IBK投資証券はS-Oil(以下、S-Oil)について、中東の地政学的リスクにもかかわらず原油の需給への影響は限定的だと18日に分析した。最大株主であるサウジアラムコのサプライチェーンのバックアップが、差別化された原油調達の防御力を確保しているためである。
同時に投資意見「買い(BUY)」を維持し、目標株価を14万円に引き上げた。前営業日のS-Oilの終値は10万6500ウォンである。
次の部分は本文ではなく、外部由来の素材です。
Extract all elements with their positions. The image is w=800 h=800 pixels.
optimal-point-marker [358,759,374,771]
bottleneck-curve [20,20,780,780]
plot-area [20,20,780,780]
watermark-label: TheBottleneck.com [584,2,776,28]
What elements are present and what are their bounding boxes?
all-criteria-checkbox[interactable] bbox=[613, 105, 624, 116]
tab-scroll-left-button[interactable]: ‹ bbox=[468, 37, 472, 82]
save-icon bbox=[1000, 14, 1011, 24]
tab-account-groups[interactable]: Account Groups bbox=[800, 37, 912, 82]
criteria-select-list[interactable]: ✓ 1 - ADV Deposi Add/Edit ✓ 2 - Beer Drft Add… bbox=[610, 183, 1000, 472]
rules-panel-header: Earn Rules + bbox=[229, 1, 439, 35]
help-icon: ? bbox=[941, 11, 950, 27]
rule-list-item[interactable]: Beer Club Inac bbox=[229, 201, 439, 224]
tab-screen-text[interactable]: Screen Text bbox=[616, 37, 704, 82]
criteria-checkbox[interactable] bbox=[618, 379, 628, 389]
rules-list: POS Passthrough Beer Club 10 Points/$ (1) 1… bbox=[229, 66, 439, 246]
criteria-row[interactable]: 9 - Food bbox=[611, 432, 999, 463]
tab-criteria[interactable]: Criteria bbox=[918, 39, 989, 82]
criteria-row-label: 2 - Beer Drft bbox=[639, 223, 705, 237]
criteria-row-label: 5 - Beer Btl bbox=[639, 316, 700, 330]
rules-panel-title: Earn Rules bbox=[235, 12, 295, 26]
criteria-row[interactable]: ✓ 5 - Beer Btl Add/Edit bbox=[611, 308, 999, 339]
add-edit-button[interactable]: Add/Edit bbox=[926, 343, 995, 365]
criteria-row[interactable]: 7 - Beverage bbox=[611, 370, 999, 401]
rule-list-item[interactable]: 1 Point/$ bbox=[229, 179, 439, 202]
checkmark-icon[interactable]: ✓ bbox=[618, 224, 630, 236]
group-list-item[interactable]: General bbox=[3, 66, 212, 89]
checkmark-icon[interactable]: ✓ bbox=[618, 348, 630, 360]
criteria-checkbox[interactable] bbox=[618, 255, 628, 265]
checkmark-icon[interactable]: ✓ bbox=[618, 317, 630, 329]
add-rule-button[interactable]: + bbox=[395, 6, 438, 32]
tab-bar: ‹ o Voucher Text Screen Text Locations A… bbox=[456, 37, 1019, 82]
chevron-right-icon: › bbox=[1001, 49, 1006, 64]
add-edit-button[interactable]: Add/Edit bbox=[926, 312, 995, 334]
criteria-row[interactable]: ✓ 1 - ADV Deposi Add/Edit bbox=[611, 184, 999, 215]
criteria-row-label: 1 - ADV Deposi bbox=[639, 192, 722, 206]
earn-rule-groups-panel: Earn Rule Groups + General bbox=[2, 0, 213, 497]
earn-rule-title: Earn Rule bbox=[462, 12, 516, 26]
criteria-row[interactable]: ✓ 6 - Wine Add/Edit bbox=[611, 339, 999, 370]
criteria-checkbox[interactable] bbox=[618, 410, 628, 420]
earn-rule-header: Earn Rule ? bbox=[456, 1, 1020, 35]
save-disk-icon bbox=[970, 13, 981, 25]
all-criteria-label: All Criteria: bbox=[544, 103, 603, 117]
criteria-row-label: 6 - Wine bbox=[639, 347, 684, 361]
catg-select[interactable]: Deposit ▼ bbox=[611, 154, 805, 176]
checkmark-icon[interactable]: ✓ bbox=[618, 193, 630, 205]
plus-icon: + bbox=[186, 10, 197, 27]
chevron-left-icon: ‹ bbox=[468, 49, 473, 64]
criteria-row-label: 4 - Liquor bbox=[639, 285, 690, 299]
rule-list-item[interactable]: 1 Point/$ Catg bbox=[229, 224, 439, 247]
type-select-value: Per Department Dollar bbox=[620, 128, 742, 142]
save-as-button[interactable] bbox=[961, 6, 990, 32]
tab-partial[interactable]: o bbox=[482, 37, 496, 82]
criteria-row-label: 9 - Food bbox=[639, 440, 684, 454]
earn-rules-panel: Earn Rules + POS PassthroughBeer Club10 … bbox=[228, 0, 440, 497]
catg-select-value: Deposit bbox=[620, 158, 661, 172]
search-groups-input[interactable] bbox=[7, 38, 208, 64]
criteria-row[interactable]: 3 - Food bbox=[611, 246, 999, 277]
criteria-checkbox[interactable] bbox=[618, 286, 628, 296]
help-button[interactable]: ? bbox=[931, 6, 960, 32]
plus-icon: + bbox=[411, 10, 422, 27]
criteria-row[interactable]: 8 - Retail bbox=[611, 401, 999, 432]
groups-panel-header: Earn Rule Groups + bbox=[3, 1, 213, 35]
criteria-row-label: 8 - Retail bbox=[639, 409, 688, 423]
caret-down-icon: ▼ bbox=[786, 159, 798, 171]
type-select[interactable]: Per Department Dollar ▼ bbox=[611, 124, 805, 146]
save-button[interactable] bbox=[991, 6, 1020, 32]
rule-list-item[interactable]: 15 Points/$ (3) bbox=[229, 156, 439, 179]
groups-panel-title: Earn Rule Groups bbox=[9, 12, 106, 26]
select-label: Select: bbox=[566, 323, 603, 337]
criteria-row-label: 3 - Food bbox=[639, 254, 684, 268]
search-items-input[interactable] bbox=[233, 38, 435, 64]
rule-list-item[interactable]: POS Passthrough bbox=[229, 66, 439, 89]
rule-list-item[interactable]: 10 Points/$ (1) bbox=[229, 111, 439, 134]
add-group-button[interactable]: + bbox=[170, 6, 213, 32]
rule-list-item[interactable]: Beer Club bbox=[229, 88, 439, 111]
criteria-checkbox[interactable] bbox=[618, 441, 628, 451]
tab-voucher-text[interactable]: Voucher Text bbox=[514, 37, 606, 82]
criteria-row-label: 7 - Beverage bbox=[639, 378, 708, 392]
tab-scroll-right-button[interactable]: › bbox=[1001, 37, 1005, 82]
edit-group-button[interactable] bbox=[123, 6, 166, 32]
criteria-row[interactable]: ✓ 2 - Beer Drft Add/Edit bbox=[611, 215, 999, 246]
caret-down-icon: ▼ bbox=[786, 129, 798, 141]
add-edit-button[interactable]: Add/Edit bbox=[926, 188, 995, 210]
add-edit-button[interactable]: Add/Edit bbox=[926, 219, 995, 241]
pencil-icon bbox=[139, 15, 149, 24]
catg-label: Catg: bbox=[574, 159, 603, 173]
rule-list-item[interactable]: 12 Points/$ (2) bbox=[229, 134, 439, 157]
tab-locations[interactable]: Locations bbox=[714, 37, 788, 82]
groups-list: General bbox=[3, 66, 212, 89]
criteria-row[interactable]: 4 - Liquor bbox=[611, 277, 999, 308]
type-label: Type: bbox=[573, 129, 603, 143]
イ・ドンウクIBK投資証券研究員は「最近の中東での地政学的リスクの拡大は、域内石油化学企業の原料調達の脆弱性を浮き彫りにしている」としつつも、「S-Oilは最大株主であるサウジアラムコの地政学的インフラとサプライチェーンのバックアップを通じ、差別化された原油調達の防御力を確保している」と分析した。
同研究員の分析によると、サウジアラムコはホルムズ海峡封鎖に伴う輸出支障を迂回するため、サウジ東部油田地帯と紅海沿岸のヤンブー港を結ぶ東西パイプラインの稼働率を最近、最大値の日量700万バレルまで引き上げた。
同氏は「ヤンブー港の名目上の船積み能力は日量450万バレル水準で、従来のホルムズ海峡経由の輸出数量(約550万バレル)を完全に代替するのは難しい」としながらも、「アラムコが子会社であるS-Oilに原油を優先供給する可能性が高い」と分析した。現在サウジアラムコはS-Oilの持ち株を63.4%保有している。
業績見通しも良好である。IBK投資証券が予想したS-Oilの今年第1四半期の営業利益は7939億ウォンである。これは市場予想の4064億ウォンを大きく上回る水準だ。
同研究員は「輸出銘柄に好意的な為替環境が続く中、昨年12月対比で今年3月の平均スポット原油価格の反発により在庫関連利益が大きく増加する」と述べ、「地政学的イシューで灯油・軽油のクラックとベンゼン・PXスプレッドが同時に上昇した点も業績改善要因だ」と付け加えた.